Tech
| On
Jun 26, 2019

President Trump: ‘Perhaps We Will’ Sue Google Over Electoral Interference and Thought Control

By Shane Trejo

President Donald Trump is aware of James O’Keefe’s ground-breaking exposé of Google’s electoral interference operation heading into 2020, and says he is considering a lawsuit against the tech giant for striking against U.S. democracy under the cover of darkness.

“We should be suing Google and Facebook and all that, which perhaps we will,” Trump said while giving an interview over the phone to the Fox Business Network.

Google continues to deny the obvious, believing that they are above the law, and attempting to continue onward with their electoral manipulation schemes unabated.

“We build our products with extraordinary care and safeguards to be a trustworthy source of information for everyone, without any regard for political viewpoint. Our rating guidelines are publicly visible for all to see,” a Google spokesperson wrote in an email in response to Trump.

Trump also criticized Twitter for “making it very hard” to “get out my message” heading into 2020.

“Twitter is just terrible, what they do,” he added.

“These people are all Democrats. It’s totally biased towards Democrats,” Trump said of the Big Tech monopolists.

Trump has had his eye on these developments as censorship has worsened for his supporters on the monopoly platforms:

Trump’s Department of Justice (DOJ) is looking at Google and other Big Tech firms as the potential target for anti-trust suits for their abusive business practices.

“The current landscape suggests there are only one or two significant players in important digital spaces, including internet search, social networks, mobile and desktop operating systems, and electronic book sales,” said Justice Department’s antitrust chief Makan Delrahim.

“By protecting competition, we can have an impact on privacy and data protection,” he said.

Jen Gennai, who works as Head of Responsible Innovation for Google, was caught on video by Project Veritas talking about how breaking up Google, as proposed by Sen.
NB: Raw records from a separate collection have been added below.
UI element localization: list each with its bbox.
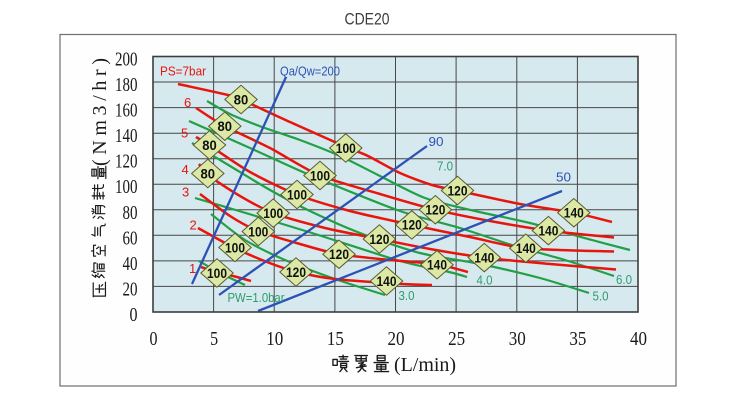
svg-text:3.0: 3.0	[399, 288, 415, 303]
svg-text:100: 100	[115, 176, 138, 198]
svg-text:160: 160	[115, 100, 138, 122]
svg-text:1: 1	[189, 261, 196, 276]
svg-text:140: 140	[474, 250, 494, 265]
svg-text:140: 140	[115, 125, 138, 147]
svg-text:80: 80	[234, 92, 249, 107]
svg-text:10: 10	[266, 328, 283, 350]
svg-text:90: 90	[429, 134, 444, 149]
svg-text:50: 50	[556, 170, 571, 185]
svg-text:120: 120	[448, 183, 468, 198]
svg-text:40: 40	[123, 253, 138, 275]
svg-text:6: 6	[184, 95, 191, 110]
svg-text:20: 20	[123, 278, 138, 300]
svg-text:120: 120	[369, 232, 389, 247]
svg-text:100: 100	[248, 224, 268, 239]
svg-text:200: 200	[115, 49, 138, 71]
svg-text:15: 15	[327, 328, 344, 350]
svg-text:0: 0	[130, 304, 138, 326]
svg-text:100: 100	[336, 141, 356, 156]
svg-text:0: 0	[150, 328, 158, 350]
svg-text:60: 60	[123, 227, 138, 249]
svg-text:80: 80	[218, 119, 233, 134]
svg-text:20: 20	[388, 328, 405, 350]
svg-text:100: 100	[207, 266, 227, 281]
svg-text:120: 120	[329, 247, 349, 262]
svg-text:3: 3	[182, 185, 189, 200]
svg-text:30: 30	[509, 328, 526, 350]
svg-text:4.0: 4.0	[477, 273, 493, 288]
svg-text:(L/min): (L/min)	[394, 354, 456, 376]
svg-text:5: 5	[181, 126, 188, 141]
svg-text:80: 80	[202, 138, 217, 153]
svg-text:4: 4	[182, 162, 189, 177]
svg-text:Qa/Qw=200: Qa/Qw=200	[280, 64, 340, 79]
svg-text:100: 100	[287, 187, 307, 202]
svg-text:100: 100	[310, 168, 330, 183]
svg-text:180: 180	[115, 74, 138, 96]
svg-text:7.0: 7.0	[437, 159, 453, 174]
svg-text:80: 80	[123, 202, 138, 224]
svg-text:100: 100	[225, 240, 245, 255]
svg-text:40: 40	[630, 328, 647, 350]
svg-text:140: 140	[564, 206, 584, 221]
svg-text:120: 120	[115, 151, 138, 173]
svg-text:80: 80	[201, 166, 216, 181]
svg-text:6.0: 6.0	[616, 272, 632, 287]
svg-text:PW=1.0bar: PW=1.0bar	[228, 290, 286, 305]
svg-text:5.0: 5.0	[593, 289, 609, 304]
svg-text:140: 140	[377, 274, 397, 289]
svg-text:120: 120	[286, 265, 306, 280]
svg-text:100: 100	[263, 206, 283, 221]
svg-text:2: 2	[190, 218, 197, 233]
svg-text:CDE20: CDE20	[345, 10, 390, 29]
svg-text:35: 35	[569, 328, 586, 350]
svg-text:140: 140	[516, 241, 536, 256]
svg-text:25: 25	[448, 328, 465, 350]
svg-text:140: 140	[427, 258, 447, 273]
svg-text:140: 140	[538, 223, 558, 238]
svg-text:(Nm3/hr): (Nm3/hr)	[89, 58, 111, 166]
svg-text:5: 5	[210, 328, 218, 350]
svg-text:120: 120	[402, 218, 422, 233]
svg-text:120: 120	[425, 203, 445, 218]
svg-text:PS=7bar: PS=7bar	[160, 64, 207, 79]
Elizabeth Warren (D-MA), was a bad idea because their monolithic corporation would work to ensure a situation like President Trump never happened again.
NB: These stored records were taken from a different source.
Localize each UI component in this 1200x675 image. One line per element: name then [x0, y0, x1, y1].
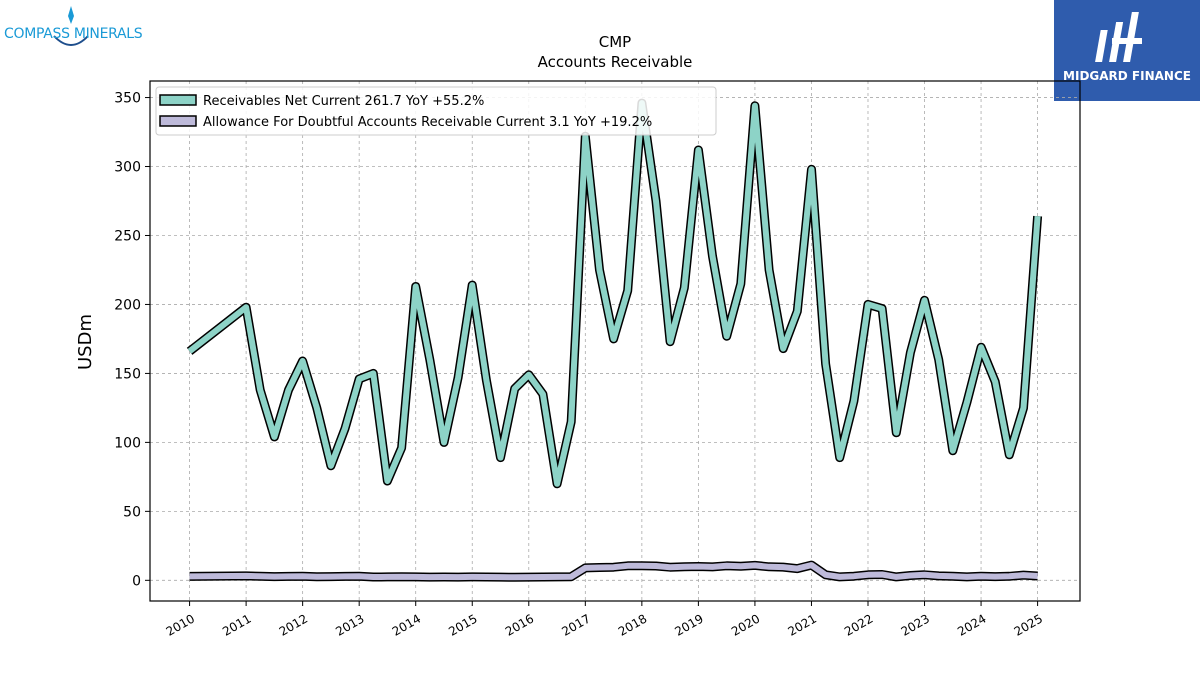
x-tick-label: 2013 [333, 611, 366, 638]
partner-logo-text: MIDGARD FINANCE [1063, 69, 1191, 83]
y-tick-label: 200 [114, 297, 141, 313]
x-tick-label: 2023 [899, 611, 932, 638]
x-tick-label: 2010 [164, 611, 197, 638]
series-line-outline [186, 98, 1043, 489]
compass-star-icon [53, 6, 89, 46]
x-tick-label: 2019 [672, 611, 705, 638]
plot-area-frame [149, 80, 1081, 602]
x-tick-label: 2022 [842, 611, 875, 638]
partner-mark-icon [1095, 12, 1142, 62]
legend-label: Receivables Net Current 261.7 YoY +55.2% [203, 94, 484, 109]
x-tick-label: 2021 [786, 611, 819, 638]
y-tick-label: 250 [114, 228, 141, 244]
partner-logo: MIDGARD FINANCE [1054, 0, 1200, 101]
y-tick-label: 50 [123, 504, 141, 520]
y-tick-label: 150 [114, 366, 141, 382]
y-tick-label: 300 [114, 160, 141, 176]
legend-swatch [159, 115, 197, 127]
legend: Receivables Net Current 261.7 YoY +55.2%… [155, 86, 717, 136]
legend-box [155, 86, 717, 136]
x-tick-label: 2025 [1012, 611, 1045, 638]
x-tick-label: 2011 [220, 611, 253, 638]
x-tick-label: 2017 [559, 611, 592, 638]
y-tick-label: 0 [132, 573, 141, 589]
chart-subtitle: Accounts Receivable [538, 53, 693, 71]
legend-swatch [159, 94, 197, 106]
x-tick-label: 2018 [616, 611, 649, 638]
legend-label: Allowance For Doubtful Accounts Receivab… [203, 115, 652, 130]
series-line [187, 100, 1041, 487]
company-logo: COMPASS MINERALS [4, 4, 149, 54]
y-tick-label: 100 [114, 435, 141, 451]
chart-title: CMP [599, 33, 631, 51]
x-tick-label: 2024 [955, 611, 988, 638]
x-tick-label: 2012 [277, 611, 310, 638]
y-tick-label: 350 [114, 91, 141, 107]
x-tick-label: 2016 [503, 611, 536, 638]
x-tick-label: 2014 [390, 611, 423, 638]
company-logo-text: COMPASS MINERALS [4, 26, 143, 42]
x-tick-label: 2015 [446, 611, 479, 638]
x-tick-label: 2020 [729, 611, 762, 638]
series-line [189, 562, 1038, 581]
y-axis-label: USDm [75, 314, 96, 370]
“We all got screwed over in 2016, again it wasn’t just us, it was, the people got screwed over, the news media got screwed over, like, everybody got screwed over so we’re rapidly been like, what happened there and how do we prevent it from happening again,” Gennai said.
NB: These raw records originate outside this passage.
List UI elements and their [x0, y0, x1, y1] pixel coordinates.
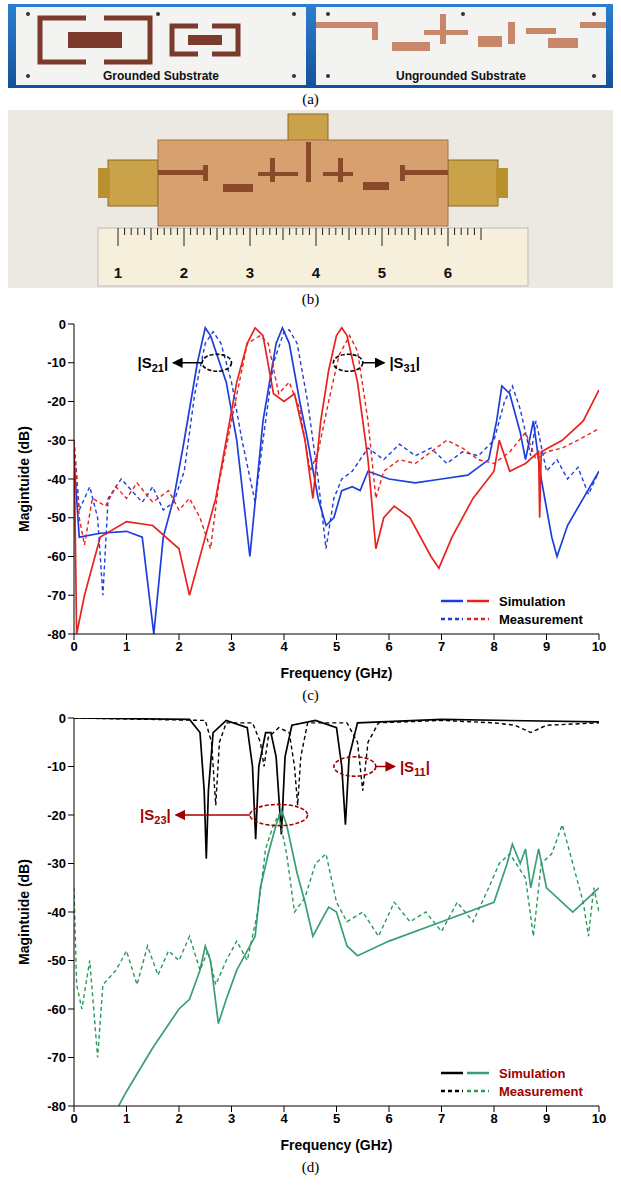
svg-text:-20: -20 [47, 808, 66, 823]
svg-text:2: 2 [175, 1111, 182, 1126]
svg-text:5: 5 [333, 1111, 340, 1126]
svg-text:-70: -70 [47, 588, 66, 603]
svg-text:-30: -30 [47, 433, 66, 448]
svg-text:0: 0 [70, 639, 77, 654]
svg-text:-20: -20 [47, 394, 66, 409]
svg-text:6: 6 [385, 1111, 392, 1126]
svg-text:|S31|: |S31| [389, 354, 420, 374]
html-text:(c): (c) [302, 687, 319, 703]
svg-text:3: 3 [228, 639, 235, 654]
svg-text:-30: -30 [47, 856, 66, 871]
svg-text:1: 1 [123, 639, 130, 654]
svg-text:5: 5 [333, 639, 340, 654]
svg-text:4: 4 [280, 1111, 288, 1126]
svg-text:-40: -40 [47, 905, 66, 920]
svg-text:2: 2 [175, 639, 182, 654]
svg-text:|S23|: |S23| [140, 806, 171, 826]
svg-text:0: 0 [59, 711, 66, 726]
svg-text:5: 5 [378, 264, 386, 281]
svg-text:-80: -80 [47, 1099, 66, 1114]
svg-text:10: 10 [592, 639, 606, 654]
svg-text:10: 10 [592, 1111, 606, 1126]
svg-text:-80: -80 [47, 627, 66, 642]
svg-text:Grounded Substrate: Grounded Substrate [103, 69, 219, 83]
svg-text:-10: -10 [47, 355, 66, 370]
svg-text:2: 2 [180, 264, 188, 281]
svg-text:0: 0 [70, 1111, 77, 1126]
svg-text:-60: -60 [47, 549, 66, 564]
svg-text:Ungrounded Substrate: Ungrounded Substrate [396, 69, 526, 83]
svg-text:|S11|: |S11| [400, 758, 430, 778]
svg-text:-40: -40 [47, 472, 66, 487]
svg-text:9: 9 [543, 1111, 550, 1126]
svg-text:-50: -50 [47, 510, 66, 525]
html-text:(a): (a) [302, 91, 319, 107]
svg-text:1: 1 [114, 264, 122, 281]
svg-text:-50: -50 [47, 953, 66, 968]
html-text:(b): (b) [301, 291, 320, 307]
svg-text:Frequency (GHz): Frequency (GHz) [280, 1137, 392, 1153]
svg-text:4: 4 [312, 264, 321, 281]
svg-text:8: 8 [490, 1111, 497, 1126]
svg-text:1: 1 [123, 1111, 130, 1126]
svg-text:6: 6 [444, 264, 452, 281]
svg-text:4: 4 [280, 639, 288, 654]
svg-text:Measurement: Measurement [499, 1084, 583, 1099]
svg-text:7: 7 [438, 639, 445, 654]
svg-text:-70: -70 [47, 1050, 66, 1065]
svg-text:Frequency (GHz): Frequency (GHz) [280, 665, 392, 681]
svg-text:Magintuide (dB): Magintuide (dB) [16, 426, 32, 532]
svg-text:-10: -10 [47, 759, 66, 774]
svg-text:|S21|: |S21| [137, 354, 168, 374]
svg-text:0: 0 [59, 317, 66, 332]
svg-text:9: 9 [543, 639, 550, 654]
svg-text:Simulation: Simulation [499, 594, 566, 609]
svg-text:3: 3 [246, 264, 254, 281]
svg-text:6: 6 [385, 639, 392, 654]
svg-text:3: 3 [228, 1111, 235, 1126]
svg-text:8: 8 [490, 639, 497, 654]
svg-text:Magintuide (dB): Magintuide (dB) [16, 859, 32, 965]
svg-text:Simulation: Simulation [499, 1066, 566, 1081]
svg-text:-60: -60 [47, 1002, 66, 1017]
html-text:(d): (d) [301, 1159, 320, 1175]
svg-text:Measurement: Measurement [499, 612, 583, 627]
svg-text:7: 7 [438, 1111, 445, 1126]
“We’re also training our algorithms, like, if 2016 happened again, would we have, would the outcome be different?” she added.

An antitrust suit against Google may be one way to cut them down to size. Another solution may be legislation from freshman U.S. Sen. Josh Hawley (R-MO) to remove Big Tech’s special immunity privileges under Section 230 of the Communications Decency Act unless they prove their algorithms are unbiased.